Officer Down: Melvin Lisojo - [Newark, New Jersey]

A Newark, N.J. police officer responding to a call died yesterday after his car was struck in an intersection by a vehicle running a red light, the police said. The driver of the other car, who the police said was drunk, was arrested and charged with felony murder.

The officer, Melvin Lisojo, 35, a five-year veteran of the force and the father of three children, died two and a half hours after the 2 a.m. crash, police officials said.

The arrested man, Akram Q. Evans, 26, of Orange, was also charged with aggravated assault on an officer and possession of a weapon. A half-empty pint bottle of gin was found in his car, and toxicology reports later found that he had an alcohol blood content level of 0.18 percent, Police Director Robert Rankin said at a news conference at police headquarters. The legal limit in New Jersey is 0.10 percent.

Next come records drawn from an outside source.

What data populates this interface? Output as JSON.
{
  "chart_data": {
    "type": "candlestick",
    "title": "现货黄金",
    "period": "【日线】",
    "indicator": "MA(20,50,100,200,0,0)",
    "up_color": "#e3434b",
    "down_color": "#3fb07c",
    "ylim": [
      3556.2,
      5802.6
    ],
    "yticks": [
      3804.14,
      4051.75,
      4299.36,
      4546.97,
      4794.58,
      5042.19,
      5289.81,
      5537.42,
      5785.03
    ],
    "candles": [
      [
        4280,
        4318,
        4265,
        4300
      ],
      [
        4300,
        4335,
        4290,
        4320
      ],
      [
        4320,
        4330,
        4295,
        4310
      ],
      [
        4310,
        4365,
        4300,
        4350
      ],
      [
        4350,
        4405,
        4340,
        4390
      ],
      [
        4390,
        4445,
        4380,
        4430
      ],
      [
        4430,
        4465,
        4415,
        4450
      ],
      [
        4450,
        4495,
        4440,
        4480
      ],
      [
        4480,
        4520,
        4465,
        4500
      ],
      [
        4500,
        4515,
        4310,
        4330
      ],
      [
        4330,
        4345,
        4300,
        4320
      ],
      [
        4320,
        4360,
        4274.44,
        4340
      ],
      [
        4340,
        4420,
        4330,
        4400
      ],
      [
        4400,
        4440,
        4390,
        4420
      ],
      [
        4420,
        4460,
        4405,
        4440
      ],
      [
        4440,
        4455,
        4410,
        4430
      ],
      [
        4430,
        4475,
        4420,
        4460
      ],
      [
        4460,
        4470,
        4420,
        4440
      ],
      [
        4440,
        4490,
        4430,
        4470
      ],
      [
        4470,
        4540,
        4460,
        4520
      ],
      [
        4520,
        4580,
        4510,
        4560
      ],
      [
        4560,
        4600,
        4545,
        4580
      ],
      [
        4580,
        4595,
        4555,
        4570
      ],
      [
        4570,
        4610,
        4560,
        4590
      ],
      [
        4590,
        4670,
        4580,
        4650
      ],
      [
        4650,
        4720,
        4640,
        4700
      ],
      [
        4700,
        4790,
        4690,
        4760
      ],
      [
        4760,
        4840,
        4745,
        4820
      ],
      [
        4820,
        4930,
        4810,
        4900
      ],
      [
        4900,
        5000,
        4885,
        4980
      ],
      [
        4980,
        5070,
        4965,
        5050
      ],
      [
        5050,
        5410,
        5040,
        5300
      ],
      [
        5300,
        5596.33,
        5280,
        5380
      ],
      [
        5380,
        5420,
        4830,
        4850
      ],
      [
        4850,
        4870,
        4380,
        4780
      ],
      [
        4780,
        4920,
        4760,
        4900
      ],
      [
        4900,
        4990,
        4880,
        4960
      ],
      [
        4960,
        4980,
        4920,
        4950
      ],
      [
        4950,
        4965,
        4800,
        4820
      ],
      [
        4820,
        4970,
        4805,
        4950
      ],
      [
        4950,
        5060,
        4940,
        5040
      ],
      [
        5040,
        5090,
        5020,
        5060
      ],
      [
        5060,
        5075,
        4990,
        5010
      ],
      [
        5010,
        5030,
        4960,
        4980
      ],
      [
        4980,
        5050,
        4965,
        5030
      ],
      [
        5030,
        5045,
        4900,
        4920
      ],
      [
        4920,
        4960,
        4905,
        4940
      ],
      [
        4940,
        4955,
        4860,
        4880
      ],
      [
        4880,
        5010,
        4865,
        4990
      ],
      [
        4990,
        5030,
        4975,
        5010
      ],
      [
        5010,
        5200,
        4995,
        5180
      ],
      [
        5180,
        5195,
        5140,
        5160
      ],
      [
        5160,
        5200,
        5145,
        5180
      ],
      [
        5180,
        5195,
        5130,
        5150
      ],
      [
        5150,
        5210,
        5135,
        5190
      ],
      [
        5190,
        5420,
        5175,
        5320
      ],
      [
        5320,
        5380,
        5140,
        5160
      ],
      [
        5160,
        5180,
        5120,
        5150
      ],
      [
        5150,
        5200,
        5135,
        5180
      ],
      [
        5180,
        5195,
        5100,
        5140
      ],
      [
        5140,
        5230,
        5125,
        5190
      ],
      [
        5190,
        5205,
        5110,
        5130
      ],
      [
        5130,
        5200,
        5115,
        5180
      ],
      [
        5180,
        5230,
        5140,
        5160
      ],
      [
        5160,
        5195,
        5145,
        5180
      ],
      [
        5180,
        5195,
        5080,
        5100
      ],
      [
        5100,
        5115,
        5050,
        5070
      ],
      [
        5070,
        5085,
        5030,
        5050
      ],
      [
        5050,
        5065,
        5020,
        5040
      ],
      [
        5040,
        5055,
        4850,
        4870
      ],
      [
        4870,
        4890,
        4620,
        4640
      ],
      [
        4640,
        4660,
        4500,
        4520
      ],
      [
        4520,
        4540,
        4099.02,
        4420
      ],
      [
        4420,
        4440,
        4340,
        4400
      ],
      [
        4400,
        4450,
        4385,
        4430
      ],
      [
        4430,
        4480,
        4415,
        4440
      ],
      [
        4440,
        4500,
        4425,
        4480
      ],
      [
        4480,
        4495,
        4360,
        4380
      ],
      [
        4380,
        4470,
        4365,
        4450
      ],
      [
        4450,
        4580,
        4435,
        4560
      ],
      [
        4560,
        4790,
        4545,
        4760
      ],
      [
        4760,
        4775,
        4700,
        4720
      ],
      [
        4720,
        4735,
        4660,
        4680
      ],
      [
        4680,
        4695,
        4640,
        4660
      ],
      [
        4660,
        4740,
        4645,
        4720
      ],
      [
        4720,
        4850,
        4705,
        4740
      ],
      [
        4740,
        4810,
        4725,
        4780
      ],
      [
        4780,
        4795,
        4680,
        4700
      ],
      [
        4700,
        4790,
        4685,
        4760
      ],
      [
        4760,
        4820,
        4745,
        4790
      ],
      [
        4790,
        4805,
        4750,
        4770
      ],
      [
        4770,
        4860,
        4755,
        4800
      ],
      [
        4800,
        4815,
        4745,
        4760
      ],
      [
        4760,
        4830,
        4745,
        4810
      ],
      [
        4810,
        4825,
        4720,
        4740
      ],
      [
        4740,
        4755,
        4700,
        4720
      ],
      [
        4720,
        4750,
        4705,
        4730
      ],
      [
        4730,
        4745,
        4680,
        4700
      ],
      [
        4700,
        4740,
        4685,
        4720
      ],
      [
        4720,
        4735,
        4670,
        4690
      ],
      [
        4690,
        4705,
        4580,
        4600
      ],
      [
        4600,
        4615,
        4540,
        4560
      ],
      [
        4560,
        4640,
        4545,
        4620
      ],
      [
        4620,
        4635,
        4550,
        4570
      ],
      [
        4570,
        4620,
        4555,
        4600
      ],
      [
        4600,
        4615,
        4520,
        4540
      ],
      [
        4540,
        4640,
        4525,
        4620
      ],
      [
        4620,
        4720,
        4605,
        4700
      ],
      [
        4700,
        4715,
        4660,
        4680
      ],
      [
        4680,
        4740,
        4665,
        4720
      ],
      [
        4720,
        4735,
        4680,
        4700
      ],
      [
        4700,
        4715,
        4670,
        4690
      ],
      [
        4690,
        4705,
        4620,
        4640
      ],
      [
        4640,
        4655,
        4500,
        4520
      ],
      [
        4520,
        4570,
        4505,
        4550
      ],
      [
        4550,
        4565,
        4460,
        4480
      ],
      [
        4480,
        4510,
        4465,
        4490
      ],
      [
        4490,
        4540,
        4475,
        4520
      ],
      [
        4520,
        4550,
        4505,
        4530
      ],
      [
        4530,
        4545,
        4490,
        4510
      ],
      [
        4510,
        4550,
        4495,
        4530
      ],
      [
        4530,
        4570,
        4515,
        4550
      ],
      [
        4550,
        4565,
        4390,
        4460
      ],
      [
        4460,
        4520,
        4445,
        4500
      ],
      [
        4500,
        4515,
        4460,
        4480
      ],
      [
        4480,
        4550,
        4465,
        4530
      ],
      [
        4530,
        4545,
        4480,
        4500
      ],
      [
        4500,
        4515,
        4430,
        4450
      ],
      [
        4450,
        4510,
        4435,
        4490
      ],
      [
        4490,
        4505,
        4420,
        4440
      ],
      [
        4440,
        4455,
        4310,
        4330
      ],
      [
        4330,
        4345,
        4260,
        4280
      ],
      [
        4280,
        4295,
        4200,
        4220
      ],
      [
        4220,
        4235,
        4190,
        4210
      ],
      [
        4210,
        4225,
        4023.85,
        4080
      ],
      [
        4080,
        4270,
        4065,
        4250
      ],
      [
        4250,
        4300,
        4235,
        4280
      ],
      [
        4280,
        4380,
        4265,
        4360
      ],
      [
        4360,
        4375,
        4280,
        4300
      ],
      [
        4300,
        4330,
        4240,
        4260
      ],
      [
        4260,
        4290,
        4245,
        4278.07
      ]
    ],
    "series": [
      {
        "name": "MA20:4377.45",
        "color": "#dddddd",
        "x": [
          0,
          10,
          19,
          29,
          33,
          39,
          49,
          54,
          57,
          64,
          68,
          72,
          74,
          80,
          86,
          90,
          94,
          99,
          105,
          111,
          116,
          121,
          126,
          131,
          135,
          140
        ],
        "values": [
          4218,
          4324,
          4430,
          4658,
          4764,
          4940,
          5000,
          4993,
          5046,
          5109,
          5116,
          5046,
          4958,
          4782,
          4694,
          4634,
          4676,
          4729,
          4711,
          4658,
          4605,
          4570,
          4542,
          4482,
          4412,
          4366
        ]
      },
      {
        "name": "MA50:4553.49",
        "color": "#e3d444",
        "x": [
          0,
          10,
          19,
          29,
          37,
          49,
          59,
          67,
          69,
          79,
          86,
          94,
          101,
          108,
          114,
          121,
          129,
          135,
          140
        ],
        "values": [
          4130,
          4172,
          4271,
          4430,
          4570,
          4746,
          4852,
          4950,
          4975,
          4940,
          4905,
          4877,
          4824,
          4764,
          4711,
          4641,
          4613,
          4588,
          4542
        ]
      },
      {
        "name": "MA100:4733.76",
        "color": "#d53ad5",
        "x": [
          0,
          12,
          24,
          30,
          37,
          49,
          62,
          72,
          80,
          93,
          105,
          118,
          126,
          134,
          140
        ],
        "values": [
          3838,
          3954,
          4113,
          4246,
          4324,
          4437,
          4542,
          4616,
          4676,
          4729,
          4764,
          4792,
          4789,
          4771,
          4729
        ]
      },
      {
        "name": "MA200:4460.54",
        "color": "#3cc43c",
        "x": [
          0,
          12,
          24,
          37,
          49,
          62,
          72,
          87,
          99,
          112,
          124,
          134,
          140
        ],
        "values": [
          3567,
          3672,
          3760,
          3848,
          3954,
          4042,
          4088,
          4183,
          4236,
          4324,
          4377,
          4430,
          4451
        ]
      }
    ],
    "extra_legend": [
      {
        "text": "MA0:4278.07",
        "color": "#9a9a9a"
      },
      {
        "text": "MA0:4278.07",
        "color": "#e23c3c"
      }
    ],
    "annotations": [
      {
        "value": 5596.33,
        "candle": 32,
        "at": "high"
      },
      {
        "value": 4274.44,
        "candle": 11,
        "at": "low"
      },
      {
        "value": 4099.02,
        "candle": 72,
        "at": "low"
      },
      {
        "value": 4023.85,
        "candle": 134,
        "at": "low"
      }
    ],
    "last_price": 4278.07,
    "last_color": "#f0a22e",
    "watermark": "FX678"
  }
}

The crash occurred as Officer Lisojo was riding in the passenger seat of an unmarked police vehicle with his partner, Kyle Bowman, 36, as they rushed to respond to reports of gunshots in the Vailsburg section of Newark. Their car was the second of three heading west on 18th Street to the scene, said Lt. Derek Glenn, a department spokesman. They made their way down 18th Street with flashing lights and sirens, he said.

The police said a witness told investigators that the first car in the caravan made it through a green light at 18th Street and Bergen Street. But when Officer Lisojo's car went through the intersection, a 1995 Cadillac Seville heading south on Bergen Street, driven by Mr. Evans, ran a red light and crashed into it, Lieutenant Glenn said. "Evans struck the car on the side, causing it to flip over," he said. "The impact made the vehicle stand on its side."

Lieutenant Glenn said that the car had to be cut open to free Officer Lisojo from the wreckage and that he was taken by ambulance to University Hospital. But Officer Lisojo died of the trauma he suffered, Lieutenant Glenn said. Officer Bowman was also treated at University Hospital, for a concussion and lacerations, then released.

Mr. Evans, who is being held in $300,000 bail at the Essex County Jail, was driving with a suspended license for failing to pay traffic summonses and had three open warrants for his arrest in Irvington and Newark, Mr. Rankin said. He has been arrested six times and had one felony conviction, Mr. Rankin said.

Officer Lisojo, who is divorced, had just put his three children — Brandon, 8, Ashley, 12, and Jahaida, 15 — on a plane to visit their mother in Florida, Mr. Rankin said. When the plane landed, they were immediately brought back to New Jersey, the police director said.

The officers were part of a specialized unit of the Newark police called the Neighborhood Enforcement Stabilization Task Force, which was formed to work to stamp out violent crime and open-air drug markets.